El fiscal pedía para el acusado cuatro años de cárcel y una multa de 36.000 euros, pero finalmente acusación y defensa han llegado a un acuerdo y el acusado ha aceptado la pena de 18 meses de cárcel.
Según el escrito de acusación, en enero de 2008 Jaime T.C. instaló en el bar un equipo de música con un amplificador y dos altavoces; además, colocó en la terraza un mayor número de mesas de las autorizadas, dejando abiertas las puertas para que los clientes de fuera pudieran escuchar la música del interior.

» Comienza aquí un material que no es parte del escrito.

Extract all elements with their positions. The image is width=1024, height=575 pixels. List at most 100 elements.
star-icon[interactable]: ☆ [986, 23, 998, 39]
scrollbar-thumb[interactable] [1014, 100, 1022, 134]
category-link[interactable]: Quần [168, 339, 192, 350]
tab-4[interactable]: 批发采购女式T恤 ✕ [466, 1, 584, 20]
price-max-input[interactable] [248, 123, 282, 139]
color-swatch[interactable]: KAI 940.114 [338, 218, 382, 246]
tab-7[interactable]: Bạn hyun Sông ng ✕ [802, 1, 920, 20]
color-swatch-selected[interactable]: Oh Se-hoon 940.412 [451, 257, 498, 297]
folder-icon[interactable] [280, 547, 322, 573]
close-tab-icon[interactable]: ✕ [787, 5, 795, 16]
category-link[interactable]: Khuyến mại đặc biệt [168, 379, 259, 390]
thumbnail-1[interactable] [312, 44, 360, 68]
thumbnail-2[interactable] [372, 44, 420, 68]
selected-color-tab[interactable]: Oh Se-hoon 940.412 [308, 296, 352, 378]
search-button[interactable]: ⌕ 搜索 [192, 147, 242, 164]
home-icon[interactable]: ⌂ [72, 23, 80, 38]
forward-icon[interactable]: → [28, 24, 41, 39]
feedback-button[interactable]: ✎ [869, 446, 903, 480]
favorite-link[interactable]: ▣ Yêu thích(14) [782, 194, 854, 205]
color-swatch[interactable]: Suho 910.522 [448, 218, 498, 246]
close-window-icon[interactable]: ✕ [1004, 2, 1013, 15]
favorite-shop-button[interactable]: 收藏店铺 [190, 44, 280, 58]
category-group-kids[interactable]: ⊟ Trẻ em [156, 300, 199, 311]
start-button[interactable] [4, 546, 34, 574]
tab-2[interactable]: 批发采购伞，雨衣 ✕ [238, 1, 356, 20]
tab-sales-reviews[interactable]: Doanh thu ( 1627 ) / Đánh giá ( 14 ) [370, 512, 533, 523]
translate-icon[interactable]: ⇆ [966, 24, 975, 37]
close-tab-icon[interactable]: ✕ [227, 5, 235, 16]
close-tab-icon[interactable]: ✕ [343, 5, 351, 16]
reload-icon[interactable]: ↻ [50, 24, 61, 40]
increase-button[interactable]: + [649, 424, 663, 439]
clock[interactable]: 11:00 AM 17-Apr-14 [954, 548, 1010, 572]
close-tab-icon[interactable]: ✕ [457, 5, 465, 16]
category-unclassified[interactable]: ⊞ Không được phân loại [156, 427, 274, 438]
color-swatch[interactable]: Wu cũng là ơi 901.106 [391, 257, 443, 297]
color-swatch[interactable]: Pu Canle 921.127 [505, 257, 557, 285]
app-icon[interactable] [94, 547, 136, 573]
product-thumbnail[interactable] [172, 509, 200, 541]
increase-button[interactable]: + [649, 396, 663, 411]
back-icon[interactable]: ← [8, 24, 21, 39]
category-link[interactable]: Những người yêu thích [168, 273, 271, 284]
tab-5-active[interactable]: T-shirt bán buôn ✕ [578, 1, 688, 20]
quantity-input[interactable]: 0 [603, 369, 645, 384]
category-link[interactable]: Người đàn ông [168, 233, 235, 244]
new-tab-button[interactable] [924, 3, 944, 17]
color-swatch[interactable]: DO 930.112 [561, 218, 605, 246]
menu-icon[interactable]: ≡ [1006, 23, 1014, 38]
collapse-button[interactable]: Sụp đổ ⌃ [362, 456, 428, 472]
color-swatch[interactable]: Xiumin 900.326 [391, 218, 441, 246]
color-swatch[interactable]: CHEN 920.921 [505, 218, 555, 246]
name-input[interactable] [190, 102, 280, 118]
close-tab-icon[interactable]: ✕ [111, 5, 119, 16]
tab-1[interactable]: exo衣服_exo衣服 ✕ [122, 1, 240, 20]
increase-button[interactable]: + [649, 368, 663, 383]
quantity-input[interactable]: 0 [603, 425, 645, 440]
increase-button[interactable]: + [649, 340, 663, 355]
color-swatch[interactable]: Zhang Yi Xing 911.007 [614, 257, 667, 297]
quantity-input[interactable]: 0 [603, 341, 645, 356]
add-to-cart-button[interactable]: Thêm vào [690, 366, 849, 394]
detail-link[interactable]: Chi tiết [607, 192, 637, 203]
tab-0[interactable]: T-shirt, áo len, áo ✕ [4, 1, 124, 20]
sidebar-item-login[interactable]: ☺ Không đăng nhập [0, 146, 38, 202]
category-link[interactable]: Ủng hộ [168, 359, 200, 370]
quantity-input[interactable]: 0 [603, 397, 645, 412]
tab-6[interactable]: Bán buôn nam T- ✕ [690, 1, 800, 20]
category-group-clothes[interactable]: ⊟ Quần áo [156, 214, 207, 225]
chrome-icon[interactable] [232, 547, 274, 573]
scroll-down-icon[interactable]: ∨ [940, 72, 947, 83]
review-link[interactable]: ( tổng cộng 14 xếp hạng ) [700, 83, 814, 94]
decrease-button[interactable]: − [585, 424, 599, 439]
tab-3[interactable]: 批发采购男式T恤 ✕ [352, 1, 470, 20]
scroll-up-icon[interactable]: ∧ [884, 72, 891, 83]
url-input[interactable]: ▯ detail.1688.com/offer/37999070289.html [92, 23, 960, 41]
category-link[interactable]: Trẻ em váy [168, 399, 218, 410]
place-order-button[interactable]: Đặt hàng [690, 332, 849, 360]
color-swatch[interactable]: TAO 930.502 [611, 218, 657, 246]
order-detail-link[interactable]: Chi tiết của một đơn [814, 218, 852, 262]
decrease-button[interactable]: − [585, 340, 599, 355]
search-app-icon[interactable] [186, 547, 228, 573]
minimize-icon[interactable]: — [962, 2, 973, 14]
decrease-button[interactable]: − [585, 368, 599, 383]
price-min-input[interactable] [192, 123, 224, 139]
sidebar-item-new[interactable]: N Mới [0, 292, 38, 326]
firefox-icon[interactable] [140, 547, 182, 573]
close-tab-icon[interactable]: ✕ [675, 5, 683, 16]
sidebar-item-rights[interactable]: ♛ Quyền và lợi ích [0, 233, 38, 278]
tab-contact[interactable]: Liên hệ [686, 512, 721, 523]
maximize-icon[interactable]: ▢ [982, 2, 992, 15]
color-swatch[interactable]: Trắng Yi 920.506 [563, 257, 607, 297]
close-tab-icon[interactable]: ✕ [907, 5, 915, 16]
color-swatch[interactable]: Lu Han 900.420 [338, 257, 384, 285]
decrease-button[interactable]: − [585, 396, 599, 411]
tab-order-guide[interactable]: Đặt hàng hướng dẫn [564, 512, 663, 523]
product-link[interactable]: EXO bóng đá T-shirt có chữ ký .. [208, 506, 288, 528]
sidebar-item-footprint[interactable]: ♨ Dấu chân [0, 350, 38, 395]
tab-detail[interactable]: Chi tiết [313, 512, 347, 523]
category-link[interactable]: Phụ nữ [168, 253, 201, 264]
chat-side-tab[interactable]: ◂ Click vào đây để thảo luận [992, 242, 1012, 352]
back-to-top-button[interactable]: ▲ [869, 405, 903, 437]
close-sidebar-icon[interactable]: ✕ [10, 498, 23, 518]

Como consecuencia, entre mayo de 2008 y julio de 2009, especialmente las noches de los fines de semana, la música del bar "generó fuertes ruidos que provocaron continuadas inmisiones" en el domicilio del primer piso, donde viven Isabel L.L. y Javier F.P. y sus dos hijos menores.
La pareja, que denunció los hechos en tres ocasiones ante la Guardia Urbana de Barcelona, padeció "un proceso crónico de insomnio, ansiedad y estrés a consecuencia del ruido y ambos necesitan tratamiento médico psiquiátrico y medicación ansiolítica.
Tras tener conocimiento, en julio de 2009, de la investigación, el propietario del bar empezó las obras de insonorización del local, retiró los altavoces instalados y redujo el ruido.